There are many pieces of fiction that attempt to capture and explore our collective fascination with true crime, but while those stories manage to convey at least some of the truths surrounding that obsession, few ever reach its emotional core. Katie Gutierrez’s debut novel, More Than You’ll Ever Know, joins those select ranks, as this elegant, evocative tale of suspense burrows straight to the heart of our cultural true crime fixation through an intense emotional dance between two seemingly different women.
Cassie Bowman is a true crime blogger who dreams of more. After years of trafficking in the seediest corners of the genre, she wants to take her journalism prowess to new heights and prove that she has something to say about the ways people hurt each other. When she stumbles upon the story of Dolores “Lore” Rivera—a banker whose double life led to one of her husbands murdering the other in 1985—Cassie thinks she might have finally found a tale worth telling. When the two women finally meet, though, the tension between their personalities kicks off a series of conversations that reveals the truth about both of their pasts.
Told across two time periods set decades apart and narrated through both Cassie’s and Lore’s perspectives, More Than You’ll Ever Know has all the ingredients necessary for a good thriller. Gutierrez writes with an instinctive understanding of the scaffolding necessary to keep readers turning the pages, and the narrative flies by as the dramatic and emotional tensions in both women’s lives ratchet up.

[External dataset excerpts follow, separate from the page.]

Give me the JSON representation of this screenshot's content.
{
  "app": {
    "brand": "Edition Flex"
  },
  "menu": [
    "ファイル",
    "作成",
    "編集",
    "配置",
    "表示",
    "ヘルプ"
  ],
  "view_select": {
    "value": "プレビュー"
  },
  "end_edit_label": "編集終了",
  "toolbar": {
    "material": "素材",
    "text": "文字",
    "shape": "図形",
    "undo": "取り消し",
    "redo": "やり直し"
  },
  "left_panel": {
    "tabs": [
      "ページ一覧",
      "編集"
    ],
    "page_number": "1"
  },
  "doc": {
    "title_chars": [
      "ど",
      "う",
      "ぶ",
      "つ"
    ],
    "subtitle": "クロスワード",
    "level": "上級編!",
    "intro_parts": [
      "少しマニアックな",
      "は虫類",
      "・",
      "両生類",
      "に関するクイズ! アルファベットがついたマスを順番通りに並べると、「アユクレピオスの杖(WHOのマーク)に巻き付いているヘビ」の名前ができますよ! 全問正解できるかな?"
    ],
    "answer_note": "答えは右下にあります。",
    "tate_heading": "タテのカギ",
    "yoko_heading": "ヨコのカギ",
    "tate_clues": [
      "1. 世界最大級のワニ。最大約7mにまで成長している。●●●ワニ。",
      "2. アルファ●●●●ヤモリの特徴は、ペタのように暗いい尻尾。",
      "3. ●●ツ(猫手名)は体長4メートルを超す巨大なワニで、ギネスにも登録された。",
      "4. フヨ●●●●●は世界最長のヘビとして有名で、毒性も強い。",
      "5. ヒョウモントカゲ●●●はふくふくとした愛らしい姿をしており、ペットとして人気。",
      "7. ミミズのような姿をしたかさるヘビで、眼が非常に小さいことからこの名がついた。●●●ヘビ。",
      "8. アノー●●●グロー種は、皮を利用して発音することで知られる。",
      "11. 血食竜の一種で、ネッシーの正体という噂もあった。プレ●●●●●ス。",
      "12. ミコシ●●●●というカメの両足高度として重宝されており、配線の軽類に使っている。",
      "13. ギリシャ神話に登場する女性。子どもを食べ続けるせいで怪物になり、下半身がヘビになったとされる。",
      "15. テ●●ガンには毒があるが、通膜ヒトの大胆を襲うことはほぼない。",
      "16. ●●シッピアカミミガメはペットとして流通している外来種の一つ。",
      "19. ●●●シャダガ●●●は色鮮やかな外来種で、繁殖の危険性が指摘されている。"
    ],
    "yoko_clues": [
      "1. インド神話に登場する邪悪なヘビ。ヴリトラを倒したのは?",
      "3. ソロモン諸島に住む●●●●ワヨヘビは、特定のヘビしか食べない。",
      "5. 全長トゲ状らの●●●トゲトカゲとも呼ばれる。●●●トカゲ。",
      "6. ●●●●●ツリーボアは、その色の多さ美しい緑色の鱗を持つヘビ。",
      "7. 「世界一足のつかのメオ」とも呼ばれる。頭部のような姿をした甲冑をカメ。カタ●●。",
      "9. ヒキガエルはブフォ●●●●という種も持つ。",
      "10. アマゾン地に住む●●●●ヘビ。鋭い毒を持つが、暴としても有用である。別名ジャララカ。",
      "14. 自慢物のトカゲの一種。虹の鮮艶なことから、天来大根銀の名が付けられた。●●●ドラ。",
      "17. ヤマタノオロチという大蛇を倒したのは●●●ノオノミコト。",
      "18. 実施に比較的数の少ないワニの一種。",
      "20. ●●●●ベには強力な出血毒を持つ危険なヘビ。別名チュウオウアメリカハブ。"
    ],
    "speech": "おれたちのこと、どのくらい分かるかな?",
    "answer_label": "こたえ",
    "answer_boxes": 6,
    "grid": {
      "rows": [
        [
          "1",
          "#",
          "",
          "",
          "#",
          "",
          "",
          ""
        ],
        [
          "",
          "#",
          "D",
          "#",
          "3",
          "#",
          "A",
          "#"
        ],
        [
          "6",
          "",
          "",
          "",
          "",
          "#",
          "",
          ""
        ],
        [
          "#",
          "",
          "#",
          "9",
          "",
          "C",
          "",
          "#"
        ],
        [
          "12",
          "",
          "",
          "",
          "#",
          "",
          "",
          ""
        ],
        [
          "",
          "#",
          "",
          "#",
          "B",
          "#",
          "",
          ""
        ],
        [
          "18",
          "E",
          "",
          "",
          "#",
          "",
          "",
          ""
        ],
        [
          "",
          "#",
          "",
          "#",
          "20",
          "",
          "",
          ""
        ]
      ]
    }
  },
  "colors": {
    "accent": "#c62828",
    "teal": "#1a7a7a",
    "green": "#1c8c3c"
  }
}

Beyond the novel’s well-executed, suspenseful structure, Gutierrez also clearly understands her characters, where they’ve come from and what they want and need. Both women are searching for something, longing for understanding in a world full of mysteries that are never solved. Whether it’s Lore’s emotional journey or Cassie’s deep dive into her chosen journalistic genre, Gutierrez has crafted detailed, vulnerable portraits of women searching for clues to their own survival. In the process, she unearths some truly compelling insights about our cultural obsession with true crime.